One of the greatest risks in dynamic memory allocation is failure to diligently relinquish (free) allocated memory when it is no longer needed. This results in memory leaks that, no matter how much system memory is available, will cause the system to become progressively slower and eventually stop (or crash) altogether. Dynamically allocated memory needs to be carefully released when it is no longer needed or when it is out of scope.

Memory fragmentation is the phenomenon that occurs when a task allocates and de-allocates memory in random order. For the sake of simplicity, assume that the “heap” is 100 bytes, and memory is allocated in the following order:

A. 10 bytes

B. 46

C. 13

D. 15

Leaving 16 bytes of our original 100 bytes free (diagram 2).

Subsequently, the allocation for 13 bytes (C) is released (diagram 3).

And an allocation request is made for 21 bytes. There are 29 bytes of memory free, in the aggregate, but the allocation request cannot be satisfied: due to fragmentation, there is no free hole of 21 contiguous bytes. This is the essence of fragmentation. The longer a system runs, the more fragmented the heap becomes due to the randomness of allocating and freeing memory.

List Allocators: A Closer Look

List allocators used by malloc() and free() are, by necessity, general purpose allocators that aren’t optimized for any particular memory allocation pattern. Compared to allocators that take specific allocation needs into account, these general purpose mechanisms are more likely to introduce unpredictability, high performance cost, and excessive resource (particularly memory) consumption. To understand, let’s examine commonly used list allocation algorithms: first-fit, next-fit, best-fit and quick-fit.

The first-fit algorithm always walks the chain of pointers from the beginning of the chain, and therefore attempts to allocate memory from the “front” of the heap first, leaving large free holes in the back. Therefore, this algorithm minimizes fragmentation, but at the expense of unpredictable performance: the longer the system runs, the longer the chain becomes, and the allocator typically walks a greater distance before finding a free hole large enough.

The next-fit algorithm attempts to smooth the performance at the expense of greater fragmentation. This algorithm will walk the chain from wherever it last left off, so it will allocate memory from more-or-less random locations in the heap.

The best-fit algorithm attempts to minimize fragmentation, but again at the risk of unpredictable, and potentially very bad, performance. This algorithm walks the chain until it finds a free hole that is exactly the right size, or is as close as possible to the allocation request. It could find the perfect free hole immediately, or it might have to walk the entire chain.
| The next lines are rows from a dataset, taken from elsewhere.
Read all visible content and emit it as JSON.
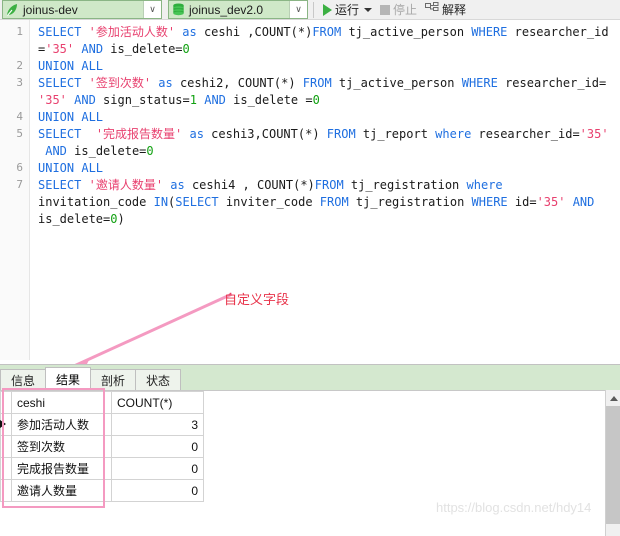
{
  "toolbar": {
    "connection": {
      "label": "joinus-dev",
      "icon": "leaf-icon",
      "arrow": "∨"
    },
    "database": {
      "label": "joinus_dev2.0",
      "icon": "database-stack-icon",
      "arrow": "∨"
    },
    "run": {
      "label": "运行",
      "icon": "play-triangle-icon"
    },
    "stop": {
      "label": "停止",
      "icon": "stop-square-icon",
      "enabled": false
    },
    "explain": {
      "label": "解释",
      "icon": "explain-icon"
    }
  },
  "editor": {
    "line_numbers": [
      "1",
      "2",
      "3",
      "4",
      "5",
      "6",
      "7"
    ],
    "lines": [
      {
        "n": "1",
        "tokens": [
          {
            "t": "kw",
            "v": "SELECT"
          },
          {
            "t": "pln",
            "v": " "
          },
          {
            "t": "str",
            "v": "'参加活动人数'"
          },
          {
            "t": "pln",
            "v": " "
          },
          {
            "t": "kw",
            "v": "as"
          },
          {
            "t": "pln",
            "v": " ceshi ,"
          },
          {
            "t": "pln",
            "v": "COUNT(*)"
          },
          {
            "t": "kw",
            "v": "FROM"
          },
          {
            "t": "pln",
            "v": " tj_active_person "
          },
          {
            "t": "kw",
            "v": "WHERE"
          },
          {
            "t": "pln",
            "v": " researcher_id\n="
          },
          {
            "t": "str",
            "v": "'35'"
          },
          {
            "t": "pln",
            "v": " "
          },
          {
            "t": "kw",
            "v": "AND"
          },
          {
            "t": "pln",
            "v": " is_delete="
          },
          {
            "t": "num",
            "v": "0"
          }
        ]
      },
      {
        "n": "2",
        "tokens": [
          {
            "t": "kw",
            "v": "UNION ALL"
          }
        ]
      },
      {
        "n": "3",
        "tokens": [
          {
            "t": "kw",
            "v": "SELECT"
          },
          {
            "t": "pln",
            "v": " "
          },
          {
            "t": "str",
            "v": "'签到次数'"
          },
          {
            "t": "pln",
            "v": " "
          },
          {
            "t": "kw",
            "v": "as"
          },
          {
            "t": "pln",
            "v": " ceshi2, COUNT(*) "
          },
          {
            "t": "kw",
            "v": "FROM"
          },
          {
            "t": "pln",
            "v": " tj_active_person "
          },
          {
            "t": "kw",
            "v": "WHERE"
          },
          {
            "t": "pln",
            "v": " researcher_id=\n"
          },
          {
            "t": "str",
            "v": "'35'"
          },
          {
            "t": "pln",
            "v": " "
          },
          {
            "t": "kw",
            "v": "AND"
          },
          {
            "t": "pln",
            "v": " sign_status="
          },
          {
            "t": "num",
            "v": "1"
          },
          {
            "t": "pln",
            "v": " "
          },
          {
            "t": "kw",
            "v": "AND"
          },
          {
            "t": "pln",
            "v": " is_delete ="
          },
          {
            "t": "num",
            "v": "0"
          }
        ]
      },
      {
        "n": "4",
        "tokens": [
          {
            "t": "kw",
            "v": "UNION ALL"
          }
        ]
      },
      {
        "n": "5",
        "tokens": [
          {
            "t": "kw",
            "v": "SELECT"
          },
          {
            "t": "pln",
            "v": "  "
          },
          {
            "t": "str",
            "v": "'完成报告数量'"
          },
          {
            "t": "pln",
            "v": " "
          },
          {
            "t": "kw",
            "v": "as"
          },
          {
            "t": "pln",
            "v": " ceshi3,COUNT(*) "
          },
          {
            "t": "kw",
            "v": "FROM"
          },
          {
            "t": "pln",
            "v": " tj_report "
          },
          {
            "t": "kw",
            "v": "where"
          },
          {
            "t": "pln",
            "v": " researcher_id="
          },
          {
            "t": "str",
            "v": "'35'"
          },
          {
            "t": "pln",
            "v": "\n "
          },
          {
            "t": "kw",
            "v": "AND"
          },
          {
            "t": "pln",
            "v": " is_delete="
          },
          {
            "t": "num",
            "v": "0"
          }
        ]
      },
      {
        "n": "6",
        "tokens": [
          {
            "t": "kw",
            "v": "UNION ALL"
          }
        ]
      },
      {
        "n": "7",
        "tokens": [
          {
            "t": "kw",
            "v": "SELECT"
          },
          {
            "t": "pln",
            "v": " "
          },
          {
            "t": "str",
            "v": "'邀请人数量'"
          },
          {
            "t": "pln",
            "v": " "
          },
          {
            "t": "kw",
            "v": "as"
          },
          {
            "t": "pln",
            "v": " ceshi4 , COUNT(*)"
          },
          {
            "t": "kw",
            "v": "FROM"
          },
          {
            "t": "pln",
            "v": " tj_registration "
          },
          {
            "t": "kw",
            "v": "where"
          },
          {
            "t": "pln",
            "v": "\ninvitation_code "
          },
          {
            "t": "kw",
            "v": "IN"
          },
          {
            "t": "pln",
            "v": "("
          },
          {
            "t": "kw",
            "v": "SELECT"
          },
          {
            "t": "pln",
            "v": " inviter_code "
          },
          {
            "t": "kw",
            "v": "FROM"
          },
          {
            "t": "pln",
            "v": " tj_registration "
          },
          {
            "t": "kw",
            "v": "WHERE"
          },
          {
            "t": "pln",
            "v": " id="
          },
          {
            "t": "str",
            "v": "'35'"
          },
          {
            "t": "pln",
            "v": " "
          },
          {
            "t": "kw",
            "v": "AND"
          },
          {
            "t": "pln",
            "v": "\nis_delete="
          },
          {
            "t": "num",
            "v": "0"
          },
          {
            "t": "pln",
            "v": ")"
          }
        ]
      }
    ]
  },
  "annotation": {
    "text": "自定义字段",
    "color": "#e8334a",
    "arrow_color": "#f49ac1"
  },
  "result_tabs": [
    {
      "label": "信息",
      "active": false
    },
    {
      "label": "结果",
      "active": true
    },
    {
      "label": "剖析",
      "active": false
    },
    {
      "label": "状态",
      "active": false
    }
  ],
  "result_grid": {
    "columns": [
      "ceshi",
      "COUNT(*)"
    ],
    "selected_column": "ceshi",
    "rows": [
      {
        "ceshi": "参加活动人数",
        "count": "3",
        "current": true
      },
      {
        "ceshi": "签到次数",
        "count": "0",
        "current": false
      },
      {
        "ceshi": "完成报告数量",
        "count": "0",
        "current": false
      },
      {
        "ceshi": "邀请人数量",
        "count": "0",
        "current": false
      }
    ]
  },
  "watermark": {
    "text": "https://blog.csdn.net/hdy14"
  }
}
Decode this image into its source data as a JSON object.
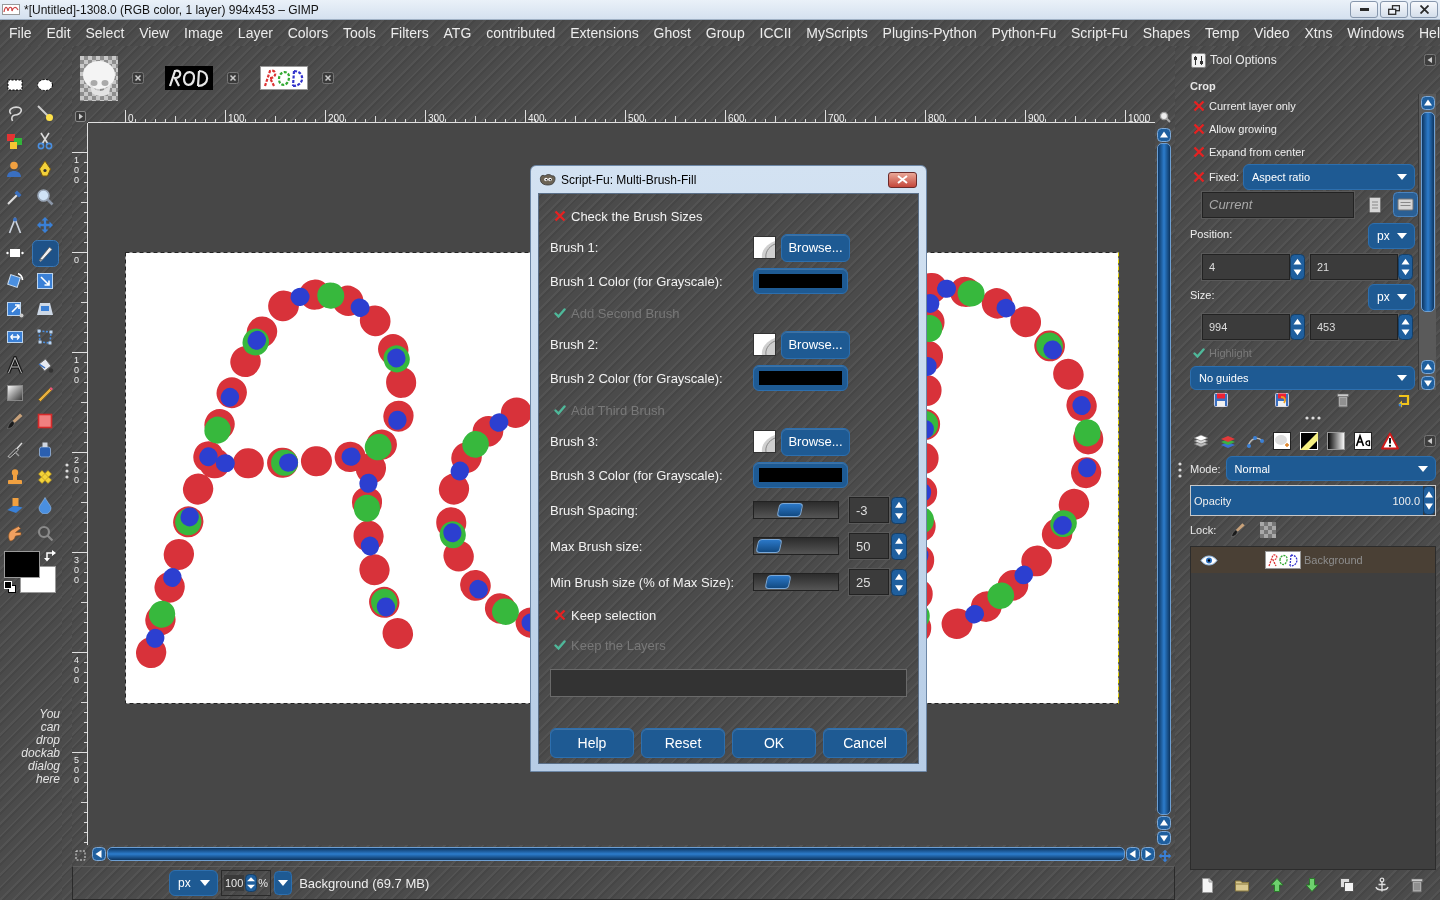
{
  "window": {
    "title": "*[Untitled]-1308.0 (RGB color, 1 layer) 994x453 – GIMP",
    "controls": [
      {
        "kind": "minimize"
      },
      {
        "kind": "maximize"
      },
      {
        "kind": "close"
      }
    ]
  },
  "menu": [
    {
      "label": "File"
    },
    {
      "label": "Edit"
    },
    {
      "label": "Select"
    },
    {
      "label": "View"
    },
    {
      "label": "Image"
    },
    {
      "label": "Layer"
    },
    {
      "label": "Colors"
    },
    {
      "label": "Tools"
    },
    {
      "label": "Filters"
    },
    {
      "label": "ATG"
    },
    {
      "label": "contributed"
    },
    {
      "label": "Extensions"
    },
    {
      "label": "Ghost"
    },
    {
      "label": "Group"
    },
    {
      "label": "ICCII"
    },
    {
      "label": "MyScripts"
    },
    {
      "label": "Plugins-Python"
    },
    {
      "label": "Python-Fu"
    },
    {
      "label": "Script-Fu"
    },
    {
      "label": "Shapes"
    },
    {
      "label": "Temp"
    },
    {
      "label": "Video"
    },
    {
      "label": "Xtns"
    },
    {
      "label": "Windows"
    },
    {
      "label": "Hel"
    }
  ],
  "toolbox": {
    "tools": [
      {
        "kind": "rect-select",
        "selected": false
      },
      {
        "kind": "ellipse-select",
        "selected": false
      },
      {
        "kind": "free-select",
        "selected": false
      },
      {
        "kind": "fuzzy-select",
        "selected": false
      },
      {
        "kind": "select-by-color",
        "selected": false
      },
      {
        "kind": "scissors",
        "selected": false
      },
      {
        "kind": "foreground-select",
        "selected": false
      },
      {
        "kind": "paths",
        "selected": false
      },
      {
        "kind": "color-picker",
        "selected": false
      },
      {
        "kind": "zoom",
        "selected": false
      },
      {
        "kind": "measure",
        "selected": false
      },
      {
        "kind": "move",
        "selected": false
      },
      {
        "kind": "align",
        "selected": false
      },
      {
        "kind": "crop",
        "selected": true
      },
      {
        "kind": "rotate",
        "selected": false
      },
      {
        "kind": "scale",
        "selected": false
      },
      {
        "kind": "shear",
        "selected": false
      },
      {
        "kind": "perspective",
        "selected": false
      },
      {
        "kind": "flip",
        "selected": false
      },
      {
        "kind": "cage",
        "selected": false
      },
      {
        "kind": "text",
        "selected": false
      },
      {
        "kind": "bucket-fill",
        "selected": false
      },
      {
        "kind": "blend",
        "selected": false
      },
      {
        "kind": "pencil",
        "selected": false
      },
      {
        "kind": "paintbrush",
        "selected": false
      },
      {
        "kind": "eraser",
        "selected": false
      },
      {
        "kind": "airbrush",
        "selected": false
      },
      {
        "kind": "ink",
        "selected": false
      },
      {
        "kind": "clone",
        "selected": false
      },
      {
        "kind": "heal",
        "selected": false
      },
      {
        "kind": "perspective-clone",
        "selected": false
      },
      {
        "kind": "blur",
        "selected": false
      },
      {
        "kind": "smudge",
        "selected": false
      },
      {
        "kind": "dodge-burn",
        "selected": false
      }
    ],
    "colors": [
      {
        "kind": "foreground",
        "color": "#000000"
      },
      {
        "kind": "background",
        "color": "#ffffff"
      }
    ],
    "hint": "You can drop dockab dialog here"
  },
  "image_tabs": [
    {
      "kind": "skull"
    },
    {
      "kind": "lettering-dark"
    },
    {
      "kind": "lettering-light"
    }
  ],
  "rulers": {
    "horizontal": [
      "0",
      "100",
      "200",
      "300",
      "400",
      "500",
      "600",
      "700",
      "800",
      "900",
      "1000"
    ],
    "vertical": [
      "100",
      "0",
      "100",
      "200",
      "300",
      "400",
      "500"
    ]
  },
  "status_bar": {
    "unit": "px",
    "zoom": "100",
    "zoom_unit": "%",
    "message": "Background (69.7 MB)"
  },
  "dialog": {
    "title": "Script-Fu: Multi-Brush-Fill",
    "rows": [
      {
        "kind": "check",
        "label": "Check the Brush Sizes",
        "checked": false,
        "disabled": false
      },
      {
        "kind": "brush",
        "label": "Brush 1:",
        "button": "Browse..."
      },
      {
        "kind": "color",
        "label": "Brush 1 Color (for Grayscale):",
        "color": "#000000"
      },
      {
        "kind": "check",
        "label": "Add Second Brush",
        "checked": true,
        "disabled": true
      },
      {
        "kind": "brush",
        "label": "Brush 2:",
        "button": "Browse..."
      },
      {
        "kind": "color",
        "label": "Brush 2 Color (for Grayscale):",
        "color": "#000000"
      },
      {
        "kind": "check",
        "label": "Add Third Brush",
        "checked": true,
        "disabled": true
      },
      {
        "kind": "brush",
        "label": "Brush 3:",
        "button": "Browse..."
      },
      {
        "kind": "color",
        "label": "Brush 3 Color (for Grayscale):",
        "color": "#000000"
      },
      {
        "kind": "slider",
        "label": "Brush Spacing:",
        "value": "-3",
        "level": 0.4
      },
      {
        "kind": "slider",
        "label": "Max Brush size:",
        "value": "50",
        "level": 0.05
      },
      {
        "kind": "slider",
        "label": "Min Brush size (% of Max Size):",
        "value": "25",
        "level": 0.2
      },
      {
        "kind": "check",
        "label": "Keep selection",
        "checked": false,
        "disabled": false
      },
      {
        "kind": "check",
        "label": "Keep the Layers",
        "checked": true,
        "disabled": true
      },
      {
        "kind": "progress",
        "level": 0
      }
    ],
    "buttons": [
      {
        "label": "Help"
      },
      {
        "label": "Reset"
      },
      {
        "label": "OK"
      },
      {
        "label": "Cancel"
      }
    ]
  },
  "tool_options": {
    "title": "Tool Options",
    "tool": "Crop",
    "options": [
      {
        "kind": "check",
        "label": "Current layer only",
        "checked": false,
        "disabled": false
      },
      {
        "kind": "check",
        "label": "Allow growing",
        "checked": false,
        "disabled": false
      },
      {
        "kind": "check",
        "label": "Expand from center",
        "checked": false,
        "disabled": false
      },
      {
        "kind": "fixed",
        "label": "Fixed:",
        "checked": false,
        "value": "Aspect ratio"
      },
      {
        "kind": "ratio",
        "placeholder": "Current",
        "orientations": [
          {
            "kind": "portrait",
            "selected": false
          },
          {
            "kind": "landscape",
            "selected": true
          }
        ]
      },
      {
        "kind": "unit",
        "label": "Position:",
        "unit": "px"
      },
      {
        "kind": "pair",
        "values": [
          "4",
          "21"
        ]
      },
      {
        "kind": "unit",
        "label": "Size:",
        "unit": "px"
      },
      {
        "kind": "pair",
        "values": [
          "994",
          "453"
        ]
      },
      {
        "kind": "check",
        "label": "Highlight",
        "checked": true,
        "disabled": true
      },
      {
        "kind": "dropdown",
        "value": "No guides"
      }
    ],
    "buttons": [
      {
        "kind": "save"
      },
      {
        "kind": "restore"
      },
      {
        "kind": "delete"
      },
      {
        "kind": "reset"
      }
    ]
  },
  "layers_panel": {
    "tabs": [
      {
        "kind": "layers"
      },
      {
        "kind": "channels"
      },
      {
        "kind": "paths"
      },
      {
        "kind": "brushes"
      },
      {
        "kind": "patterns"
      },
      {
        "kind": "gradients"
      },
      {
        "kind": "fonts"
      },
      {
        "kind": "errors"
      }
    ],
    "mode": {
      "label": "Mode:",
      "value": "Normal"
    },
    "opacity": {
      "label": "Opacity",
      "value": "100.0",
      "level": 1
    },
    "lock": {
      "label": "Lock:",
      "items": [
        {
          "kind": "pixels"
        },
        {
          "kind": "alpha"
        }
      ]
    },
    "layers": [
      {
        "name": "Background",
        "visible": true,
        "selected": true
      }
    ],
    "buttons": [
      {
        "kind": "new"
      },
      {
        "kind": "group"
      },
      {
        "kind": "raise"
      },
      {
        "kind": "lower"
      },
      {
        "kind": "duplicate"
      },
      {
        "kind": "anchor"
      },
      {
        "kind": "delete"
      }
    ]
  }
}
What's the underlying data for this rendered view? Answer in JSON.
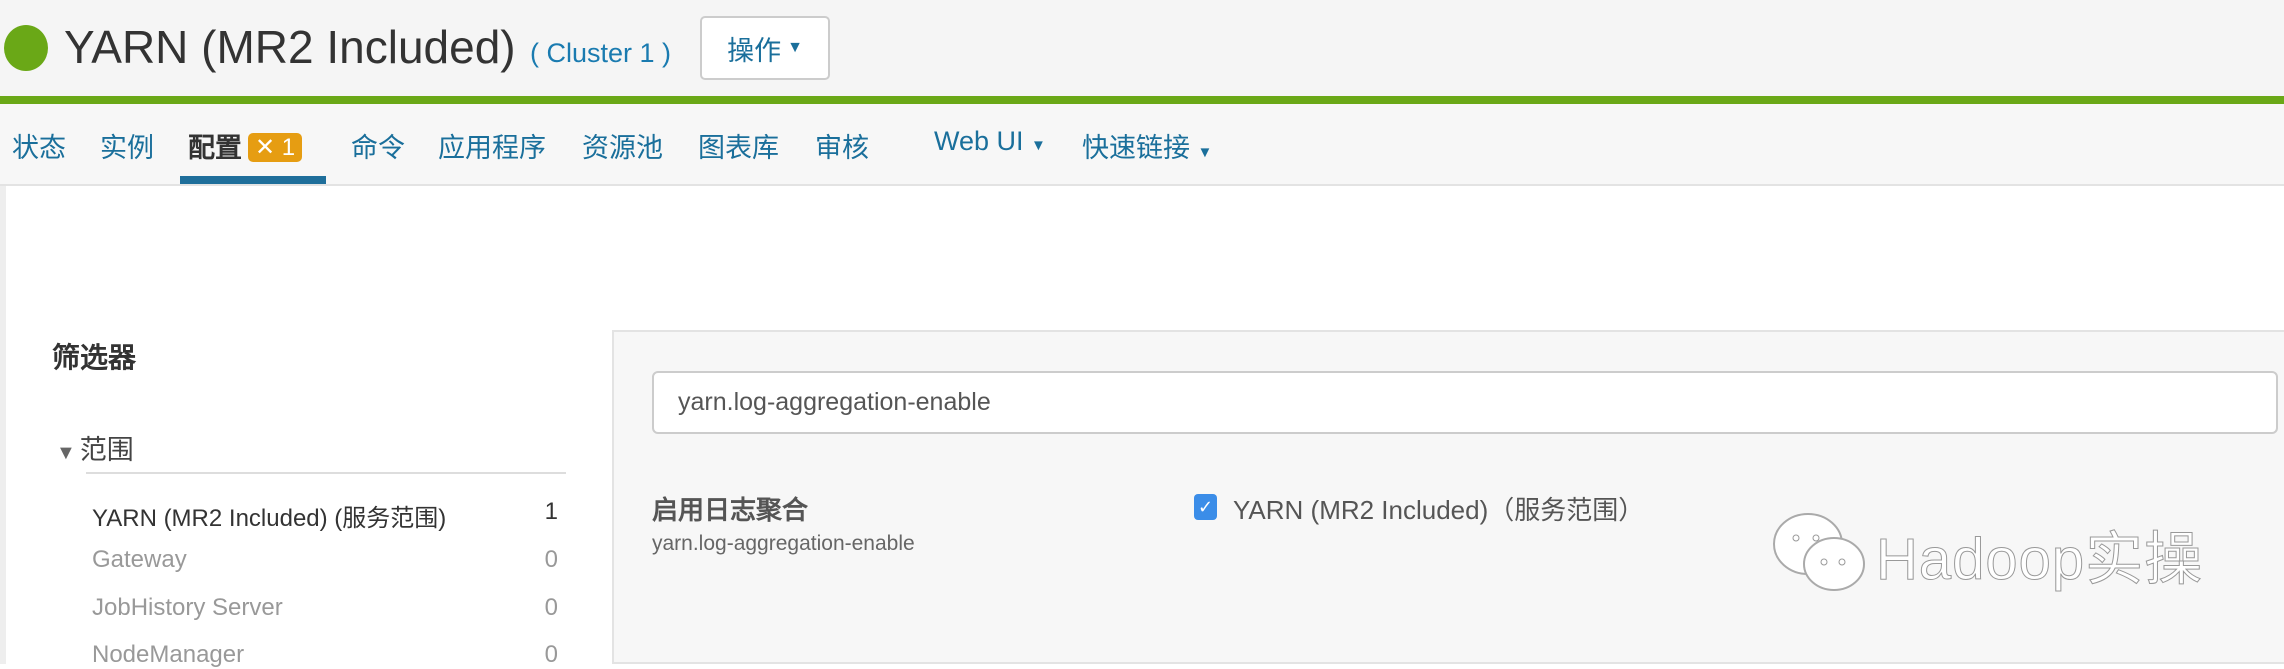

The best-fit algorithm maintains a separate list of the most commonly requested allocation sizes, as well as pointers to free holes in the heap that match those commonly requested sizes. It increases the overhead (i.e. there’s more meta-data to be managed), but it can provide better, and more consistent, performance for common allocation request sizes.

Pulling it together

In summary, general purpose allocators

  • lack limits
  • have unpredictable and potentially unacceptable performance
  • suffer from fragmentation
  • can impose excessive overhead

Avoiding general purpose allocators is a good strategy generally for embedded and real-time systems. The drawbacks of these allocators are not surprising. After all, they must, by definition, satisfy a variety of application scenarios and allocation patterns. It stands to reason that a tool designed to address every scenario will fail to fill some needs precisely. And as discussed above, embedded systems have higher standards than non-embedded applications in areas including performance, predictability and reliability. They need software tools and components that do their jobs precisely.